Formative assessment

8 min
  1. A university deploys an ML-based intrusion detection system that has a 95% true-positive rate and a 2% false-positive rate. The network generates 500,000 events per day, of which 100 are truly malicious. Approximately how many alerts will analysts see per day, and roughly what fraction of those alerts will be false positives? Show your reasoning.

    calculationTrue positives ≈ 0.95 × 100 = 95. False positives ≈ 0.02 × 499,900 ≈ 9,998. Total alerts ≈ 10,093/day. Fraction FP ≈ 9,998 / 10,093 ≈ 99.1%. Reasoning point: even a 2% FP rate on a huge benign population overwhelms the 95% recall on the tiny malicious population — this is why triage and human-in-the-loop are non-negotiable. (Targets Skill 1 Analyze Risk and Skill 3 Detect Attacks.)
  2. An anomaly detection model was trained on pre-2020 office-network traffic. In March 2020 the workforce shifts to home offices overnight, and the model begins flagging nearly every user as anomalous. Which cybersecurity concept best explains this failure, and what specific mitigation should the security team implement? A) Signature evasion — deploy a new signature feed B) Model drift / stale baseline — retrain the model on current traffic and schedule periodic retraining C) False negative rate — lower the alert threshold D) Insider threat — investigate the users being flagged

    multiple choiceB. The behavioral baseline no longer reflects current normal behavior; retraining on fresh labeled data restores accuracy, and periodic retraining prevents recurrence. A is wrong because this is a behavior model, not signature. C makes the problem worse (more FPs). D confuses a modeling failure with a human threat. (Targets Skill 2 Mitigate Risk.)
  3. Free response — AP style. A hospital CISO proposes deploying an AI system that automatically disables any user account whose login is flagged as anomalous. In 3–5 sentences, evaluate this proposal. Your response must (a) identify at least one risk of automating this decision, (b) reference the concepts of false positive and blast radius, and (c) recommend where a human-in-the-loop review must remain.

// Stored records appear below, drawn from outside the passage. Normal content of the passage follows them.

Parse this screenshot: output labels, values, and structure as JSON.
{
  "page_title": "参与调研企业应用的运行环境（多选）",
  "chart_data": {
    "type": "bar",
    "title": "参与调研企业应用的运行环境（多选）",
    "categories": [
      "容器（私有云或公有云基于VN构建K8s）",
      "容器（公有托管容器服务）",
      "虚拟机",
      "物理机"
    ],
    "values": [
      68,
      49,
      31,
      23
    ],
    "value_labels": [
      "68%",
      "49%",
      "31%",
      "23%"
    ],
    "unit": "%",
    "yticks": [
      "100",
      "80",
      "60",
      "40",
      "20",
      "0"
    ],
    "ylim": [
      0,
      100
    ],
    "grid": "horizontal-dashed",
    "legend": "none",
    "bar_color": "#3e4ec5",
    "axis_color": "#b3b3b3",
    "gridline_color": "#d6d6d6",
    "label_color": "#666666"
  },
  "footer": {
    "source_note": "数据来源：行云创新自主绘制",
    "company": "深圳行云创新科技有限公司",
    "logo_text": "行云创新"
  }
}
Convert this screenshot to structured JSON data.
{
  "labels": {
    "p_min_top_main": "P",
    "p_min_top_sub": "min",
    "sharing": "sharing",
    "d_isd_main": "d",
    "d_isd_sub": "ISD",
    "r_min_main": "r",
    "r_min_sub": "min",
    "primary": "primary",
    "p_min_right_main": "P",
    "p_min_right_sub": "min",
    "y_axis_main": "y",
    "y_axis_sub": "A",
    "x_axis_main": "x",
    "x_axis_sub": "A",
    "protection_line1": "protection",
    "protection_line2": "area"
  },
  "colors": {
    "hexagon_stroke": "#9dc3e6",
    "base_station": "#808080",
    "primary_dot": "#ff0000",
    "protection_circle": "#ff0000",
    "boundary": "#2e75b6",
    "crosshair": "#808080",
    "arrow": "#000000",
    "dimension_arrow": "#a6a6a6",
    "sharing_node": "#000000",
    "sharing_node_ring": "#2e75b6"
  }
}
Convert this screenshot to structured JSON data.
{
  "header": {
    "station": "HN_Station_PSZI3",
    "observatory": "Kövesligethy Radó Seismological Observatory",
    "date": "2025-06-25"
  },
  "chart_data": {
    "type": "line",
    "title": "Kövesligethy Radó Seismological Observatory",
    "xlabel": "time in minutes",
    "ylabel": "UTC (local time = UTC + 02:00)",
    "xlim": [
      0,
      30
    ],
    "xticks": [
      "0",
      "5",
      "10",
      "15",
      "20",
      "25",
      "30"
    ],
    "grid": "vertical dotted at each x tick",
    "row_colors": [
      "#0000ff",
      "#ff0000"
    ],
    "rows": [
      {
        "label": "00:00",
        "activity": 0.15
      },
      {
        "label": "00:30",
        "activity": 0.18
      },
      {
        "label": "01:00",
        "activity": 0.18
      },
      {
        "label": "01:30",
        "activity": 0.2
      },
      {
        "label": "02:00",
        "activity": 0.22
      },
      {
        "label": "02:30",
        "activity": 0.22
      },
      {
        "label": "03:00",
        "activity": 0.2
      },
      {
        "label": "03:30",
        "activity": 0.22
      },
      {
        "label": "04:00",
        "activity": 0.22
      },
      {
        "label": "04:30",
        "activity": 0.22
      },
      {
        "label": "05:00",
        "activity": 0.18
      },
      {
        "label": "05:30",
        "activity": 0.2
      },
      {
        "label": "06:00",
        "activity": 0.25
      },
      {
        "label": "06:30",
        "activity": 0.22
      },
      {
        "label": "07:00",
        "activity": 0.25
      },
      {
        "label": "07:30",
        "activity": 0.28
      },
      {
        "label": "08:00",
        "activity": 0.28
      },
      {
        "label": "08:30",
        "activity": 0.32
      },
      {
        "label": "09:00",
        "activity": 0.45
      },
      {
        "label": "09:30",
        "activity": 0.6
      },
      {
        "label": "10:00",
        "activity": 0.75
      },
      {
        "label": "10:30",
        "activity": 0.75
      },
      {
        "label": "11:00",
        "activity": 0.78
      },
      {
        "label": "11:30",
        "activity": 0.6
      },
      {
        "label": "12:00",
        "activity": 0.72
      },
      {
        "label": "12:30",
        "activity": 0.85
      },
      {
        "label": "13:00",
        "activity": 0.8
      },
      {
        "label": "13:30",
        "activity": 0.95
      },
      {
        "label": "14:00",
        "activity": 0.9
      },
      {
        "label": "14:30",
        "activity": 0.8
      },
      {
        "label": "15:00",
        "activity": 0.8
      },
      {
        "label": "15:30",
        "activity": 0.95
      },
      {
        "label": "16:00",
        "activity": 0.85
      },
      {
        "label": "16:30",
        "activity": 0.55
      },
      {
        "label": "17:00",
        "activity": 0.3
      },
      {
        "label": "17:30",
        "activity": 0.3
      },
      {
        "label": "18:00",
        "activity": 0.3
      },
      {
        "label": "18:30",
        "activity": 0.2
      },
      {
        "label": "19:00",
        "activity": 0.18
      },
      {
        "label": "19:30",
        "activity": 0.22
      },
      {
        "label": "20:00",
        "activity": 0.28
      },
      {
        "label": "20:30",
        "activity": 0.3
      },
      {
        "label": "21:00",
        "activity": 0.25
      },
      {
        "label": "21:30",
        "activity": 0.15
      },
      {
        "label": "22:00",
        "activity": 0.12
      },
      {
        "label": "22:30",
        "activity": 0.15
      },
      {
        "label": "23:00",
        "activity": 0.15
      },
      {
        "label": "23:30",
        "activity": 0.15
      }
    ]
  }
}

    short answerStrong response identifies that anomaly detection flags statistical deviation, not intent, so false positives are guaranteed — auto-disabling on FP has HIGH blast radius (a physician locked out during patient care, a payroll admin locked out on payday). The proposal should be modified: auto-response is acceptable for LOW-blast-radius actions (quarantine one endpoint, drop one email, step-up MFA challenge), while account disable/lockout must require Tier-2 analyst review with business-context verification. Also acceptable: mention model drift requiring retraining, and the need to log/label decisions to feed back into training data. (Targets Skill 1 Analyze Risk and Skill 2 Mitigate Risk.)
  4. Unit-test-style item. Match each scenario to the CIA-triad element(s) most directly violated: (i) attacker exfiltrates a database of patient SSNs; (ii) attacker modifies lab-result values in the EHR; (iii) DDoS attack knocks the patient portal offline for 6 hours; (iv) ransomware encrypts imaging archives.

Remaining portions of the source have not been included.